What’s equally supporting this assertion is the speedy projects being implemented in J&K since last summer. For instance, to manage the defiant territory, the administration has invoked the Public Safety Act (PSA) against 444 persons, out of which nearly 300 have been released so far.
While 51 of them were set free on the orders of J&K High Court, others were also released after administrative reviews, with the conditions that they will not issue any (political) statements.
Due to ‘no carrot and only stick’ policy, Union Ministry of Home Affairs recently revealed that the militancy-related activities have reduced by around 36% in the valley after the abrogation of Article 370.
While maintaining what looks like a tight-grip on defiance, Delhi since last year tried to manage the region through a series of controversial decisions.

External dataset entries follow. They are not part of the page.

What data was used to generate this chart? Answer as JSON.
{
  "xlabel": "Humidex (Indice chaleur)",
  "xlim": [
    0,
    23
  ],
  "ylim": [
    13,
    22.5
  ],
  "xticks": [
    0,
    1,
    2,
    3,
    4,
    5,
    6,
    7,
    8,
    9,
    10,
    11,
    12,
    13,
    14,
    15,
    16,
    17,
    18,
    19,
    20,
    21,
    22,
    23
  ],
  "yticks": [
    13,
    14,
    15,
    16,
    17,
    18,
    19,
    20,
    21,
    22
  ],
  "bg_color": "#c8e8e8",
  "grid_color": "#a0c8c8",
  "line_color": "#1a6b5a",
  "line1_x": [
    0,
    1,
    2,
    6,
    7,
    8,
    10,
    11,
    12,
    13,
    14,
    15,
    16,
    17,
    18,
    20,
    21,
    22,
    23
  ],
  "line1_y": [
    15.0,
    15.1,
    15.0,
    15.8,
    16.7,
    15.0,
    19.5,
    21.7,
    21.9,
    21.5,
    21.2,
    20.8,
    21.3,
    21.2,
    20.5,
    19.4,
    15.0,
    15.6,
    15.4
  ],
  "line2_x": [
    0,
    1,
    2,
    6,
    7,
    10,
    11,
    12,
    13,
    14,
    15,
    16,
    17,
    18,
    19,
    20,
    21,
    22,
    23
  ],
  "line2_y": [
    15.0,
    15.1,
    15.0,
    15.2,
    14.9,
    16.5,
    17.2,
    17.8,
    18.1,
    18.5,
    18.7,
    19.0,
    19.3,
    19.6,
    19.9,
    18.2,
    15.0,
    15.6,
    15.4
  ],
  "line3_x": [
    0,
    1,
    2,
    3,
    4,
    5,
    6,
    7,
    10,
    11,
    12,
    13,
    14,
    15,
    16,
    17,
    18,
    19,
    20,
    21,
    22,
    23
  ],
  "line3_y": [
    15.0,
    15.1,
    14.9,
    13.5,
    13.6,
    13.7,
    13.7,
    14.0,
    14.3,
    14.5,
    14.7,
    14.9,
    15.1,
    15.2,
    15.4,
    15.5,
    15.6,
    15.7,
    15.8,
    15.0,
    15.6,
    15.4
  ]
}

In this regard, already over 18.52 lakh domicile certificates have been issued in the erstwhile state. A significant proportion has been given out to those who lived or served in the state for years.
As part of the “development” agenda, over 10,000 vacancies at all the levels were identified for recruitment in various departments in the first phase, while more than three lakh J&K government employees got benefits under the 7th Central Pay Commission.
In the name of big projects, the world’s highest railway bridge over river Chenab is expected to connect the valley with the rest of India by train for the first time by 2022. Similarly, the government introduced an array of insurances schemes including the Atal Pension Yojana and launched 85 people-oriented development schemes, like PM-KISAN, PM-KISAN-Pension, Pradhan Mantri Jan Dhan Yojana and Stand-Up India in Jammu and Kashmir.
Likewise, in the name of “potential development” of the region, investment in the tourist infrastructure—in the form of film shootings, adventure and religious tourism—is being planned. Such proposals, however, are being conceived when the double-lockdown has already broken the back of Kashmir’s tourism industry.
In the same manner, given the massive reliance of Kashmiris on outside institutions, the narrative of privatization of education and health is being peddled as a new feature of “Naya Kashmir”.
The main argument so far has been whether the abrogation can bring “peaceful change” for the people of Kashmir or it will prove just another gimmick. The main concerns across various sections of the society have been the alleged change in the demographics of the Muslim-majority region.
Many Kashmiris are today worried about their cultural identity and traditional extinction in the coming time.
Apart from this, many fear that the power to control J&K will subsequently shift towards the centrally ruling BJP government after various laws have been passed. This has already alarmed the traditional power centres of the region led by National Conference and Peoples Democratic Party.
Clearly, as Delhi is relentlessly changing the old order of the region, many new concerns and confusions are rearing their ugly head.
In this framework, Farooq Abdullah’s Beijing beckon might sound another sensational byte, but the unabated political will on the ground actually makes many believe that the major change has already swept across the valley, even before the long winter is yet to witness the possible elephant-dragon tussle at frozen heights of the erstwhile region of Jammu and Kashmir.
- The writer is an IMBA student at IUST, Awantipora.